Die Initiative fordert die Einrichtung einer öffentlich-rechtlichen Krankenkasse, welche für die Grundversicherung zuständig sein soll. Die Prämien werden je nach Kanton festgelegt und in Abhängigkeit von den Kosten der Versicherung festgelegt.
Das sich abzeichnende Nein zu einer öffentlichen Krankenkasse stellt der gfs.bern-Leiter in Zusammenhang mit einer «Status-Quo-Orientierung», die er im Gesundheitswesen seit längerer Zeit beobachtet. «Qualitativ wurde ein so hoher Stand erreicht, dass die Leute Angst haben, dass sie für das gleiche Geld weniger Leistung erhalten oder die gleiche Leistung teurer würde.» Diese Haltung habe in den letzten Jahren zu einem Erlahmen des Reformeifers im Gesundheitswesen geführt.
Für die zweite Vorlage, die Volksinitiative «Schluss mit der MwSt-Diskriminierung des Gastgewerbes!»Externer Link, zeichnet sich ebenfalls eine Ablehnung ab. Dennoch präsentiert sich hier der Ausgang noch offener. 46% der Befragten wollen nicht, dass der Mehrwertsteuersatz für Gastwirte von 8,5% auf 2,5% gesenkt wird. So hoch ist die Abgabe für Take-Away-Anbieter.
Was den Wirten nicht gefallen dürfte: Vor einem Monat hatte die Ablehnung erst 28% betragen. Die Befürworter verharrten hingegen auf 41%. Unentschlossen sind noch 13%.
Am grössten ist die Unterstützung mit 49% Ja in der italienischsprachigen Schweiz, während nur 34% der Westschweizer die Gastwirte entlasten wollen. Der Ja-Anteil in der Deutschschweiz beträgt 43%.
Bauchentscheid, aber kein Protestpotenzial
Interessant ist, dass lediglich gut ein Viertel der Befragten (27%) ihr Ja oder Nein mit Sachargumenten begründen konnten. Wie bei Steuerfragen nicht unüblich, handelt es sich bei vielen also um einen klassischen «Bauchentscheid».

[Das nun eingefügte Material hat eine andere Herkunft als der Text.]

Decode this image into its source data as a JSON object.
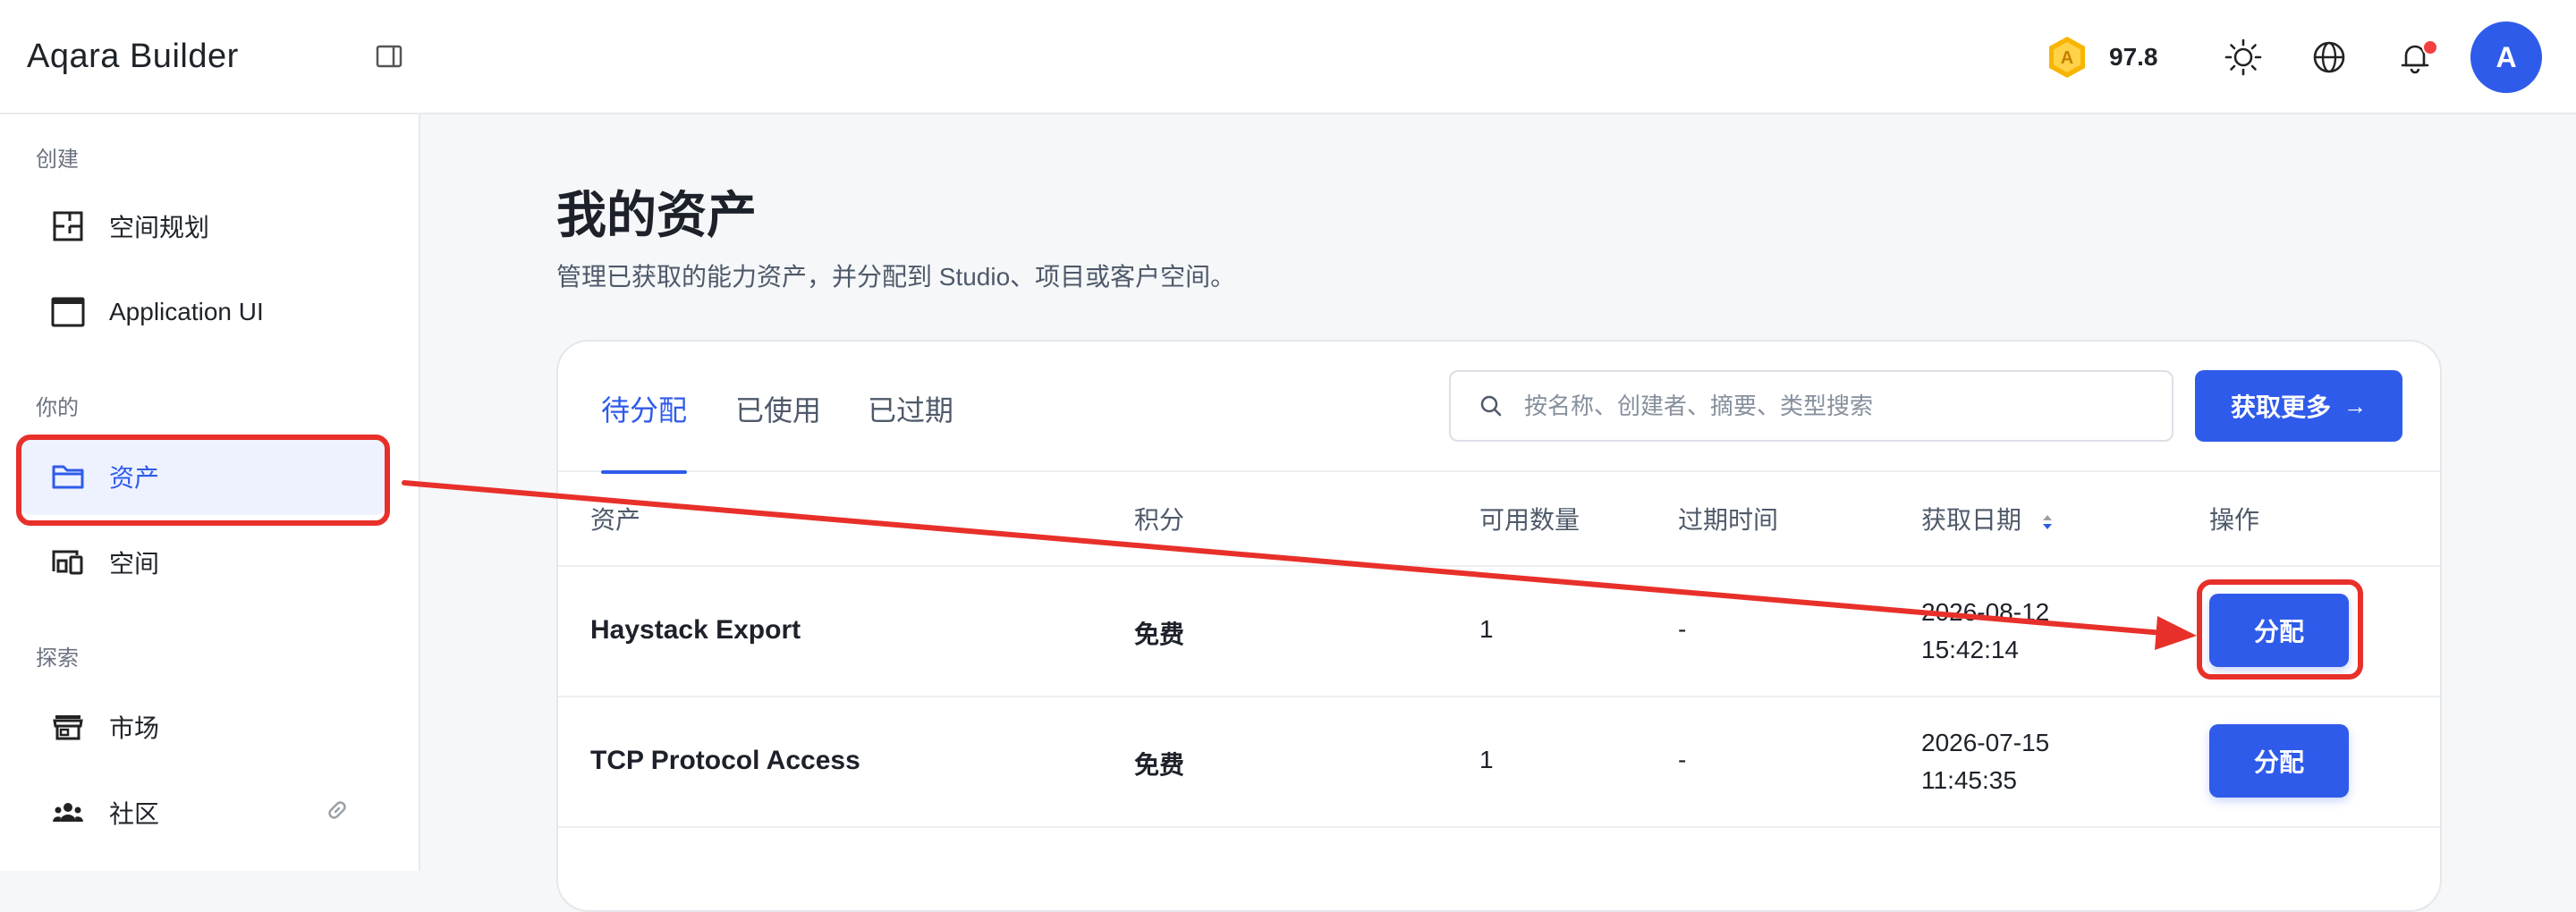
{
  "header": {
    "logo_text": "Aqara Builder",
    "points_value": "97.8",
    "avatar_letter": "A",
    "accent_color": "#2f5bea",
    "icons": [
      "sidebar-toggle-icon",
      "coin-icon",
      "theme-sun-icon",
      "globe-icon",
      "bell-icon"
    ]
  },
  "sidebar": {
    "sections": [
      {
        "label": "创建",
        "items": [
          {
            "label": "空间规划",
            "icon": "floorplan-icon"
          },
          {
            "label": "Application UI",
            "icon": "window-icon"
          }
        ]
      },
      {
        "label": "你的",
        "items": [
          {
            "label": "资产",
            "icon": "folder-icon",
            "active": true
          },
          {
            "label": "空间",
            "icon": "devices-icon"
          }
        ]
      },
      {
        "label": "探索",
        "items": [
          {
            "label": "市场",
            "icon": "store-icon"
          },
          {
            "label": "社区",
            "icon": "community-icon",
            "external_link_icon": "link-icon"
          }
        ]
      }
    ]
  },
  "main": {
    "title": "我的资产",
    "subtitle": "管理已获取的能力资产，并分配到 Studio、项目或客户空间。",
    "tabs": [
      {
        "label": "待分配",
        "active": true
      },
      {
        "label": "已使用"
      },
      {
        "label": "已过期"
      }
    ],
    "search": {
      "placeholder": "按名称、创建者、摘要、类型搜索",
      "value": ""
    },
    "get_more_label": "获取更多",
    "table": {
      "columns": [
        "资产",
        "积分",
        "可用数量",
        "过期时间",
        "获取日期",
        "操作"
      ],
      "rows": [
        {
          "name": "Haystack Export",
          "points": "免费",
          "quantity": "1",
          "expiry": "-",
          "date": "2026-08-12",
          "time": "15:42:14",
          "action": "分配"
        },
        {
          "name": "TCP Protocol Access",
          "points": "免费",
          "quantity": "1",
          "expiry": "-",
          "date": "2026-07-15",
          "time": "11:45:35",
          "action": "分配"
        }
      ]
    }
  },
  "annotation": {
    "color": "#e8302a",
    "shapes": [
      "highlight-box-around-assets-nav",
      "arrow",
      "highlight-box-around-first-assign-button"
    ]
  }
}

Aber im Gegensatz zu früheren Steuervorlagen, die im Stimmbürger ein beachtliches Protestverhalten wecken konnten, vermag die Steuersenkung für Gastwirte diesmal keine hohen Wellen zu werfen. Dazu sei die Gruppe jener, die in den Genuss der Steuererleichterung käme, zu klein, sagt Longchamp. «Es geht dabei um relativ wenig, im Gegensatz etwa zur letzten grossen Steuerrevision 2004.»
Den Initianten aus der Gastro-Branche dürfte auch noch eines zu denken geben: Das Argument der Gegner, dass die Erleichterung nicht dem Gast, sondern nur dem Wirt zu Gute käme, gewann markant an Boden (von 61% auf 68%).
SRG-Trendbarometer
Die Umfrage wurde vom Forschungsinstitut gfs.bern im Auftrag der SRG, zu der auch swissinfo.ch gehört, durchgeführt. Befragt wurden zwischen dem 6. und 13. September 2014 genau 1421 stimmberechtigte Personen mit Wohnsitz in der Schweiz.
Die Stichprobe ist sprachregional gewichtet und repräsentativ für die Schweizer Stimmberechtigten. Der statistische Fehler bei der gesamten Stichprobengrösse beträgt +/- 2,7%-Punkte.
Auslandschweizer werden bei dieser SRG-Umfrage nicht berücksichtigt. Die Schweizer Regierung hat entschieden, die Koordinaten von Schweizern im Ausland aus Datenschutzgründen nicht zu übermitteln.